"hysterical women were characterized as oversensitive, self-obsessed, antisocial loners whose symptoms were extreme versions of behavior patterns common to all women. they were mutable, capricious, unpredictable, temperamental, moody. they were nervous weather systems fluctuating between stormy energy and catatonic calm. and it was still thought that the hysterical patient had some space to be filled, a gap in her life to be satisfied. whereas earlier physicians had placed flowers like little offerings between their patients’ legs in an effort to encourage the wandering womb to return to its proper place, the new analytical engine was designed to deal with ‘gaps in the memory,’ to the point at which ‘we have before us an unintelligible, consistent, and unbroken case history.’
anna o. ‘would complain of having ‘lost’ some time and would remark upon the gap in her train of conscious thoughts.’ torn apart by the twin pressures of their own longings for autonomy and the demands of familiar and social expectations, women found themselves living several lives, some of them so secret they didn’t even seem to know what was going on themselves. after each of her momentary ‘absences’—and these were constantly occurring—she did not know what she had thought in the course of it.’

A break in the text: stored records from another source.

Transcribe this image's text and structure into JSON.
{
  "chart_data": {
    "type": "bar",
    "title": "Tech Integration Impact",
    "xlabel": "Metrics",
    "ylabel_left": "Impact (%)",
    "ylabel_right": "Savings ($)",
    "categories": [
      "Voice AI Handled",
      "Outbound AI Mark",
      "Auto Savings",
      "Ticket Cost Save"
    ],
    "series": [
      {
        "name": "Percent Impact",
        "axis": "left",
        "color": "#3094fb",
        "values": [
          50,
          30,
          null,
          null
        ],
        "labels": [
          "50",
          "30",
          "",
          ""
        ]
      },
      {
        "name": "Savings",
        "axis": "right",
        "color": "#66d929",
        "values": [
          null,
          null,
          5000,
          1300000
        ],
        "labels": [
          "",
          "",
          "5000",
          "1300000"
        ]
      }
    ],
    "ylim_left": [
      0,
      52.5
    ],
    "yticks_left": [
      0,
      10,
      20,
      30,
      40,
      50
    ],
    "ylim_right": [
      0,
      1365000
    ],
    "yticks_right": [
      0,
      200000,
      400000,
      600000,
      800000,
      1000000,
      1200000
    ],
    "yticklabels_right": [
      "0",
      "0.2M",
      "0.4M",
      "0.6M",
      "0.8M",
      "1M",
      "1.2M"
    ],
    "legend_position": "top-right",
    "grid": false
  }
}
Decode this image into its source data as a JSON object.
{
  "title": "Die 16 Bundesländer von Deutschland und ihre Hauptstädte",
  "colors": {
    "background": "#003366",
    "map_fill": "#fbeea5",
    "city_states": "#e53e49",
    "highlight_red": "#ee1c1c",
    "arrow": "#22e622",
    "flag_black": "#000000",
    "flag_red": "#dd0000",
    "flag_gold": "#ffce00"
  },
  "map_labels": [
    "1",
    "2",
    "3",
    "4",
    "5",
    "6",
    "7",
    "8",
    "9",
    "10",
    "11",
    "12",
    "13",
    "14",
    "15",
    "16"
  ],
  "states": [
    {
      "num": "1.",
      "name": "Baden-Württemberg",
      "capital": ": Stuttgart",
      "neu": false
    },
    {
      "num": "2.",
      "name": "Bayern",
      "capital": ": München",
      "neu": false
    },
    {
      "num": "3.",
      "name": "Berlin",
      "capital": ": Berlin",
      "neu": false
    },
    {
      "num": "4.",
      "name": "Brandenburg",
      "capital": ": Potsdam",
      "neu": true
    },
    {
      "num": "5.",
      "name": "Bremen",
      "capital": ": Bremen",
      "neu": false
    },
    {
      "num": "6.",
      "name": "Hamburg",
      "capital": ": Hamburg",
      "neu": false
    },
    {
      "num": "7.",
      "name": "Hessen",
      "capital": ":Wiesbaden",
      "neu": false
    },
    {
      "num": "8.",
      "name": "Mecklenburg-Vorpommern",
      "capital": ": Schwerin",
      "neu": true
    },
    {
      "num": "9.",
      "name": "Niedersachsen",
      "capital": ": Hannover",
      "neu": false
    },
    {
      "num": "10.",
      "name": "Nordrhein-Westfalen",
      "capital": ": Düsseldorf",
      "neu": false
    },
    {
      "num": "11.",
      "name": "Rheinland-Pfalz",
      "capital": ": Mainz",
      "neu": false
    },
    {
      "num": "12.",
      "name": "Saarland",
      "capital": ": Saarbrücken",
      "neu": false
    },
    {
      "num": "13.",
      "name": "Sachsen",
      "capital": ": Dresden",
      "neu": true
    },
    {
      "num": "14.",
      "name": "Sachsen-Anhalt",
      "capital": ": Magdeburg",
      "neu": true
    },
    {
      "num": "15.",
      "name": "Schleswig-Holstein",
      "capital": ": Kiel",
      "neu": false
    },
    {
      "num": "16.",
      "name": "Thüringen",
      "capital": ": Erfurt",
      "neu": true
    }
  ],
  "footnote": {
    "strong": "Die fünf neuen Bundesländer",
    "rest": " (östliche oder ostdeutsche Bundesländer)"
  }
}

but she continued to play the parts expected of her, and she often played them very well. ‘while everyone thought she was attending, she was living through fairy tales in her imagination; but she was always on the spot when she was spoken to, so no one was aware of it.' she always kept up appearances. did everything she could to save her face. pulled herself together, remained composed, even when she was dying to fall apart. 'social circumstances often necessitate a duplication of this kind even when the thoughts involved are of an exacting kind, as for instance when a woman who is in the throes of extreme worry or of passionate excitement carries out her social duties and the functions of an affable hostess.'
and so she never quite identified with the one-track roles she was supposed to play, the thing for which she was intended to keep fit. ‘throughout the entire illness her two states of consciousness persisted side by side: the primary one in which she was quite normal psychically, and the secondary one which may well be likened to a dream in view of its wealth of imaginative products and hallucinations, its large gaps of memory and the lack of inhibition and control in its associations.'
while many earlier investigators had ascribed such imbalances to the weaknesses and failings of hysterics in particular and women in general, freud and breuer described their patients as having ‘the clearest intellect, strongest will, greatest character and highest critical power.’ emmy von n. had ‘an unusual degree of education and intelligence,’ and anna o. was said to be ‘bubbling over with intellectual vitality.’ if they suffered from anything, it was less a failing than ‘an excess of efficiency, the habitual co-existence of two heterogeneous trains of ideas.’
'the overflowing productivity of their minds,' wrote breuer, 'has led one of my friends to assert that hysterics are the flower of mankind, as sterile, no doubt, but as beautiful as double flowers.' a double flower with a 'double conscience': hysterics are always operating in (at least) two modes, flitting in and out of what breur and freud describes as 'dispositional hypnoid states' which 'often, it would seem, grow out of the day-dreams which are so common even in healthy people and to which needlework and similar occupations render women especially prone.’ indeed there are ‘a whole number of activities, from mechanical ones such as knitting or playing scales, to some requiring at least a small degree of mental functioning, all of which are performed by many people with only half their mind on them.’ the ‘other half’ is busy elsewhere.’
—sadie plant, zeros + ones: digital women and the new technoculture (quoting breuer and freud, “studies on hysteria” and “case histories 1: ‘dora’ and ‘little hans’”)
it’s so weird that i tried to convince my therapist and psychiatrist that i was borderline, bipolar, depressed, and whatever else, when i am obviously just a straight-up hysteric.